There was also a bit more composure to our passing and the support offered to the man in possession was better – I’ve rarely been able to say City have been in control of games this season and it would be over egging things somewhat to say that we were here, but it was great to have a two goal lead with not too many signs that our opponents were going to reduce their deficit any time soon.
At this stage, a mention for the three players substituted today. I’ve noticed that even in shockers like the one against Huddersfield there are always some fans who get to their feet to applaud the City player being taken off, but, this time, the standing ovation all three of them got was thoroughly deserved.

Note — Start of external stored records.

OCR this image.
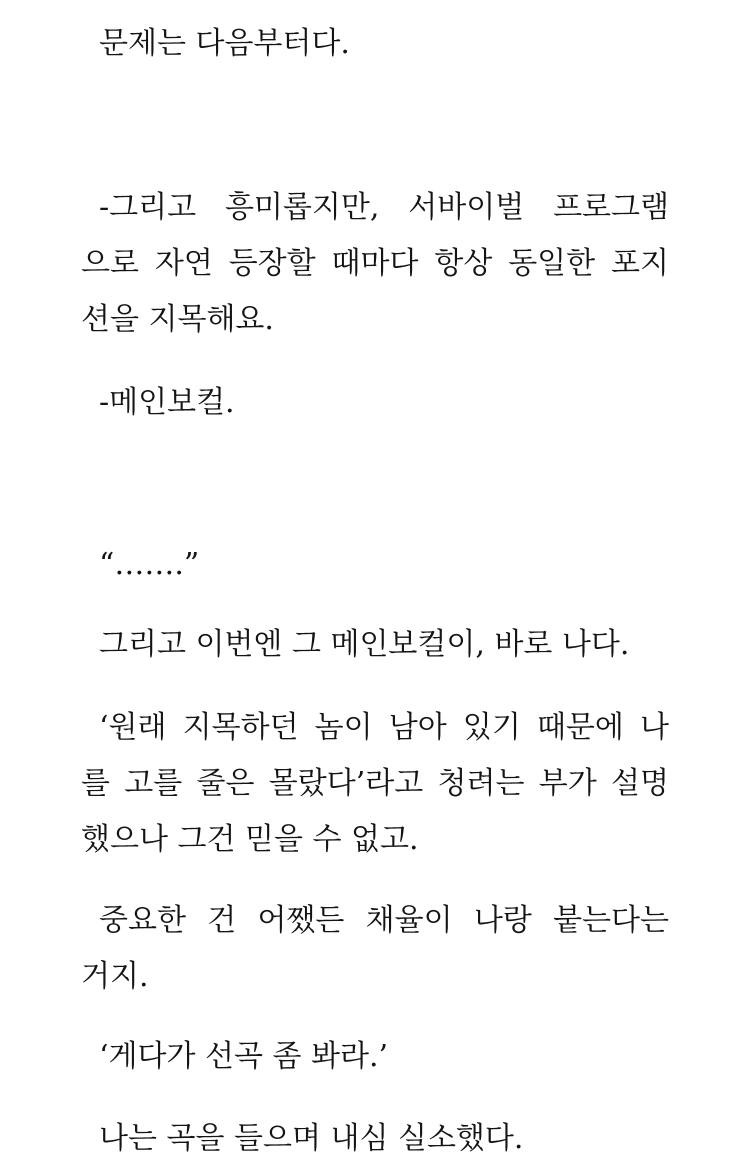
문제는 다음부터다.

-그리고 흥미롭지만, 서바이벌 프로그램
으로 자연 등장할 때마다 항상 동일한 포지
션을 지목해요.

-메인보컬.

“…….”

그리고 이번엔 그 메인보컬이, 바로 나다.

‘원래 지목하던 놈이 남아 있기 때문에 나
를 고를 줄은 몰랐다’라고 청려는 부가 설명
했으나 그건 믿을 수 없고.

중요한 건 어쨌든 채율이 나랑 붙는다는
거지.

‘게다가 선곡 좀 봐라.’

나는 곡을 들으며 내심 실소했다.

Niasse followed up his promising showing on Tuesday with a mightily effective one here as his movement and unselfish attiude caused Bournemouth central defenders a lot of problems. As for Murphy and Decordova-Reid, the two big money signings of the summer have spent much of the time out of the team, but I thought they were both excellent today. Murphy defended with a discipline and physicality which came as a pleasant surprise to me and I suspect to his manager as well – I think it’s fair to say he had the better of his duel with Clyne at both ends of the pitch.
Decordova-Reid was my City man of the match, not only for his goals but also for his cleverness and alertness – these are two qualities which I strongly believe we should have made more use of, but he must surely have done enough today to have earned himself a run in the team now.
There was time for a quick look at Bacuna and Kenneth Zohore appeared to be more “at it” again when he came on, with only a good late save from Boruc denying him a goal as City wound the game down with few problems.
The final whistle saw an emotional Neil Warnock saluting the fans and our manager summed up what the day meant after the game when he said ;-
“Knowing Emiliano the lad as I did, he would have been with us today and I said to the lads: ‘You have to perform.’ I thought today the whole club was amazing; I was the proudest man to be manager of the whole club. The noise volume, I’ve never heard anything like it. Ever. I’ll remember it for the rest of my life. I felt immensely proud of everybody. It was as if we had to show our support for him and coming back to the main stand to see my wife and my kids up there it just hit home that we done him proud. It was almost like we couldn’t be beaten today – the crowd wouldn’t let us be beaten. I’m really proud and I’m sure he [Sala] would have been.”
I think those words ” It was almost like we couldn’t be beaten today” captured the essence of a memorable and poignant day perfectly.